Purpose: In this review, we provide an updated overview of recently completed and ongoing BsAb trials in patients with relapsed/refractory(R/R) B-NHL and Hodgkin's lymphoma, including single-agent results, emerging combinations, safety data, and novel constructs.

Conclusions: Bispecific antibodies (BsAbs) are a novel class of "off-the-shelf" T-cell-redirecting drugs capable of targeting various cell-surface antigens. New antigen targets are currently under investigation, such as CD19 × CD3 and CD30 × CD3 or CD30 × CD16, in different settings. BsAbs are among the most promising therapeutic options for lymphoma today since they have demonstrated significant single-agent activity, along with a manageable toxicity profile, in patients with heavily pretreated B-NHL.

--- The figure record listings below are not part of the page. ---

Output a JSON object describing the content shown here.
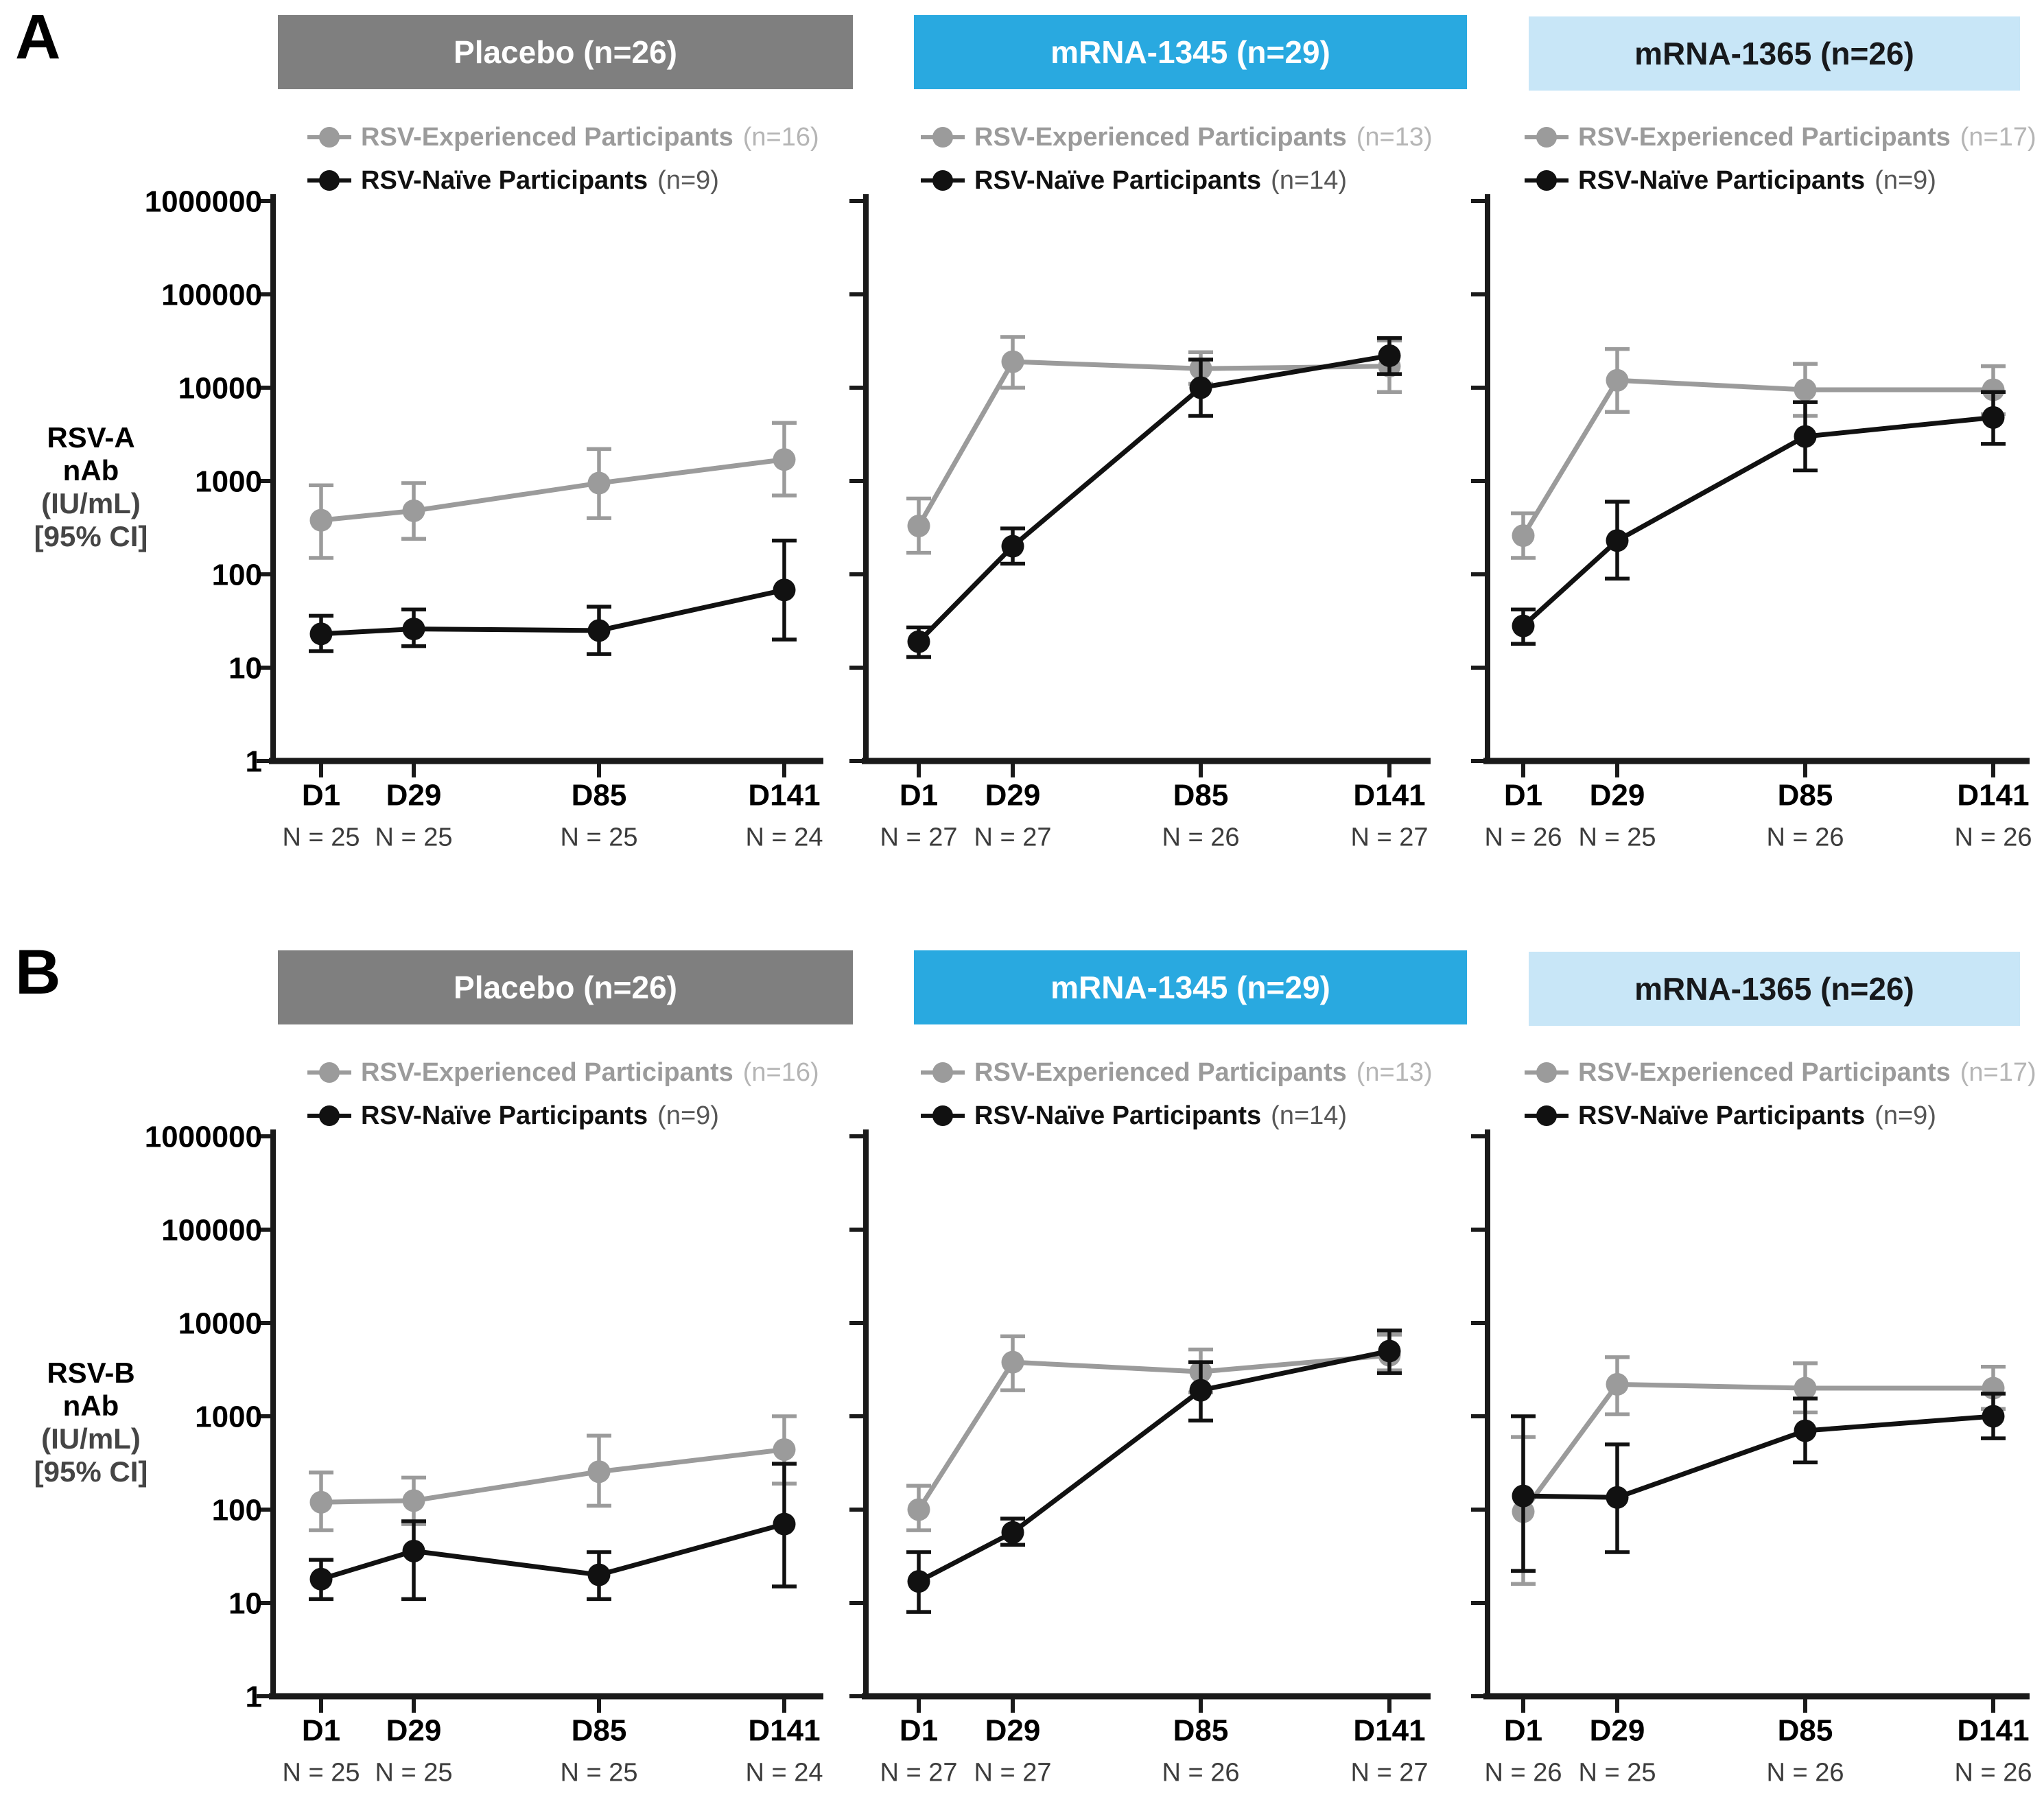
{
  "colors": {
    "experienced_series": "#9b9b9b",
    "naive_series": "#111111",
    "placebo_header_bg": "#7f7f7f",
    "mrna1345_header_bg": "#29a9e0",
    "mrna1365_header_bg": "#c8e6f7",
    "header_text_light": "#ffffff",
    "header_text_dark": "#17191c",
    "experienced_count_text": "#b5b5b5",
    "naive_count_text": "#565656",
    "n_label_text": "#3c3c3c",
    "axis": "#1a1a1a"
  },
  "y_axis": {
    "scale": "log",
    "tick_labels": [
      "1000000",
      "100000",
      "10000",
      "1000",
      "100",
      "10",
      "1"
    ]
  },
  "panels": [
    {
      "label": "A",
      "y_axis_label_lines": [
        "RSV-A",
        "nAb",
        "(IU/mL)",
        "[95% CI]"
      ],
      "groups": [
        {
          "id": "placebo",
          "header_label": "Placebo (n=26)",
          "legend": [
            {
              "label": "RSV-Experienced Participants",
              "count": "(n=16)",
              "series": "experienced"
            },
            {
              "label": "RSV-Naïve Participants",
              "count": "(n=9)",
              "series": "naive"
            }
          ],
          "chart_data": {
            "type": "line",
            "yscale": "log",
            "ylim": [
              1,
              1000000
            ],
            "x_days": [
              1,
              29,
              85,
              141
            ],
            "x_tick_labels": [
              "D1",
              "D29",
              "D85",
              "D141"
            ],
            "n_labels": [
              "N = 25",
              "N = 25",
              "N = 25",
              "N = 24"
            ],
            "series": [
              {
                "name": "RSV-Experienced Participants",
                "color": "experienced",
                "values": [
                  380,
                  480,
                  950,
                  1700
                ],
                "ci_low": [
                  150,
                  240,
                  400,
                  700
                ],
                "ci_high": [
                  900,
                  950,
                  2200,
                  4200
                ]
              },
              {
                "name": "RSV-Naïve Participants",
                "color": "naive",
                "values": [
                  23,
                  26,
                  25,
                  68
                ],
                "ci_low": [
                  15,
                  17,
                  14,
                  20
                ],
                "ci_high": [
                  36,
                  42,
                  45,
                  230
                ]
              }
            ]
          }
        },
        {
          "id": "mrna1345",
          "header_label": "mRNA-1345 (n=29)",
          "legend": [
            {
              "label": "RSV-Experienced Participants",
              "count": "(n=13)",
              "series": "experienced"
            },
            {
              "label": "RSV-Naïve Participants",
              "count": "(n=14)",
              "series": "naive"
            }
          ],
          "chart_data": {
            "type": "line",
            "yscale": "log",
            "ylim": [
              1,
              1000000
            ],
            "x_days": [
              1,
              29,
              85,
              141
            ],
            "x_tick_labels": [
              "D1",
              "D29",
              "D85",
              "D141"
            ],
            "n_labels": [
              "N = 27",
              "N = 27",
              "N = 26",
              "N = 27"
            ],
            "series": [
              {
                "name": "RSV-Experienced Participants",
                "color": "experienced",
                "values": [
                  330,
                  19000,
                  16000,
                  17000
                ],
                "ci_low": [
                  170,
                  10000,
                  11000,
                  9000
                ],
                "ci_high": [
                  650,
                  35000,
                  24000,
                  32000
                ]
              },
              {
                "name": "RSV-Naïve Participants",
                "color": "naive",
                "values": [
                  19,
                  200,
                  10000,
                  22000
                ],
                "ci_low": [
                  13,
                  130,
                  5000,
                  14000
                ],
                "ci_high": [
                  27,
                  310,
                  20000,
                  34000
                ]
              }
            ]
          }
        },
        {
          "id": "mrna1365",
          "header_label": "mRNA-1365 (n=26)",
          "legend": [
            {
              "label": "RSV-Experienced Participants",
              "count": "(n=17)",
              "series": "experienced"
            },
            {
              "label": "RSV-Naïve Participants",
              "count": "(n=9)",
              "series": "naive"
            }
          ],
          "chart_data": {
            "type": "line",
            "yscale": "log",
            "ylim": [
              1,
              1000000
            ],
            "x_days": [
              1,
              29,
              85,
              141
            ],
            "x_tick_labels": [
              "D1",
              "D29",
              "D85",
              "D141"
            ],
            "n_labels": [
              "N = 26",
              "N = 25",
              "N = 26",
              "N = 26"
            ],
            "series": [
              {
                "name": "RSV-Experienced Participants",
                "color": "experienced",
                "values": [
                  260,
                  12000,
                  9500,
                  9500
                ],
                "ci_low": [
                  150,
                  5500,
                  5000,
                  5200
                ],
                "ci_high": [
                  450,
                  26000,
                  18000,
                  17000
                ]
              },
              {
                "name": "RSV-Naïve Participants",
                "color": "naive",
                "values": [
                  28,
                  230,
                  3000,
                  4800
                ],
                "ci_low": [
                  18,
                  90,
                  1300,
                  2500
                ],
                "ci_high": [
                  42,
                  600,
                  7000,
                  9000
                ]
              }
            ]
          }
        }
      ]
    },
    {
      "label": "B",
      "y_axis_label_lines": [
        "RSV-B",
        "nAb",
        "(IU/mL)",
        "[95% CI]"
      ],
      "groups": [
        {
          "id": "placebo",
          "header_label": "Placebo (n=26)",
          "legend": [
            {
              "label": "RSV-Experienced Participants",
              "count": "(n=16)",
              "series": "experienced"
            },
            {
              "label": "RSV-Naïve Participants",
              "count": "(n=9)",
              "series": "naive"
            }
          ],
          "chart_data": {
            "type": "line",
            "yscale": "log",
            "ylim": [
              1,
              1000000
            ],
            "x_days": [
              1,
              29,
              85,
              141
            ],
            "x_tick_labels": [
              "D1",
              "D29",
              "D85",
              "D141"
            ],
            "n_labels": [
              "N = 25",
              "N = 25",
              "N = 25",
              "N = 24"
            ],
            "series": [
              {
                "name": "RSV-Experienced Participants",
                "color": "experienced",
                "values": [
                  120,
                  125,
                  255,
                  440
                ],
                "ci_low": [
                  60,
                  70,
                  110,
                  190
                ],
                "ci_high": [
                  250,
                  220,
                  620,
                  1000
                ]
              },
              {
                "name": "RSV-Naïve Participants",
                "color": "naive",
                "values": [
                  18,
                  36,
                  20,
                  70
                ],
                "ci_low": [
                  11,
                  11,
                  11,
                  15
                ],
                "ci_high": [
                  29,
                  75,
                  35,
                  310
                ]
              }
            ]
          }
        },
        {
          "id": "mrna1345",
          "header_label": "mRNA-1345 (n=29)",
          "legend": [
            {
              "label": "RSV-Experienced Participants",
              "count": "(n=13)",
              "series": "experienced"
            },
            {
              "label": "RSV-Naïve Participants",
              "count": "(n=14)",
              "series": "naive"
            }
          ],
          "chart_data": {
            "type": "line",
            "yscale": "log",
            "ylim": [
              1,
              1000000
            ],
            "x_days": [
              1,
              29,
              85,
              141
            ],
            "x_tick_labels": [
              "D1",
              "D29",
              "D85",
              "D141"
            ],
            "n_labels": [
              "N = 27",
              "N = 27",
              "N = 26",
              "N = 27"
            ],
            "series": [
              {
                "name": "RSV-Experienced Participants",
                "color": "experienced",
                "values": [
                  100,
                  3800,
                  3000,
                  4500
                ],
                "ci_low": [
                  60,
                  1900,
                  1800,
                  3100
                ],
                "ci_high": [
                  180,
                  7200,
                  5200,
                  7500
                ]
              },
              {
                "name": "RSV-Naïve Participants",
                "color": "naive",
                "values": [
                  17,
                  57,
                  1900,
                  5000
                ],
                "ci_low": [
                  8,
                  42,
                  900,
                  2900
                ],
                "ci_high": [
                  35,
                  80,
                  3800,
                  8300
                ]
              }
            ]
          }
        },
        {
          "id": "mrna1365",
          "header_label": "mRNA-1365 (n=26)",
          "legend": [
            {
              "label": "RSV-Experienced Participants",
              "count": "(n=17)",
              "series": "experienced"
            },
            {
              "label": "RSV-Naïve Participants",
              "count": "(n=9)",
              "series": "naive"
            }
          ],
          "chart_data": {
            "type": "line",
            "yscale": "log",
            "ylim": [
              1,
              1000000
            ],
            "x_days": [
              1,
              29,
              85,
              141
            ],
            "x_tick_labels": [
              "D1",
              "D29",
              "D85",
              "D141"
            ],
            "n_labels": [
              "N = 26",
              "N = 25",
              "N = 26",
              "N = 26"
            ],
            "series": [
              {
                "name": "RSV-Experienced Participants",
                "color": "experienced",
                "values": [
                  95,
                  2200,
                  2000,
                  2000
                ],
                "ci_low": [
                  16,
                  1050,
                  1100,
                  1200
                ],
                "ci_high": [
                  600,
                  4300,
                  3700,
                  3400
                ]
              },
              {
                "name": "RSV-Naïve Participants",
                "color": "naive",
                "values": [
                  140,
                  135,
                  700,
                  1000
                ],
                "ci_low": [
                  22,
                  35,
                  320,
                  580
                ],
                "ci_high": [
                  1000,
                  500,
                  1550,
                  1750
                ]
              }
            ]
          }
        }
      ]
    }
  ]
}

Keywords: B-cell lymphoma (B-NHL); CD19; CD20; CD30; antibody; bispecific T-cell engagers (BiTEs); bispecific antibodies (BsAbs).

Figure 1

Simplified molecular structure of anti-CD20, anti-CD19, and anti-CD30 bispecific products. Abbreviations: BiTE (bispecific T-cell engager), ScFV (single-chain variable fragment), and TandAbs (tandem diabodies).

Figure 2

Mechanisms of action and targets of anti-CD20, anti-CD19, and anti-CD30 bispecific products. Abbreviations: BiTE (Bispecific T-cell Engager), HRS cell (Hodgkin and Reed Sternberg cell), NHL cell (Non-Hodgkin Lymphoma cell), and TandAbs (Tandem diabodies).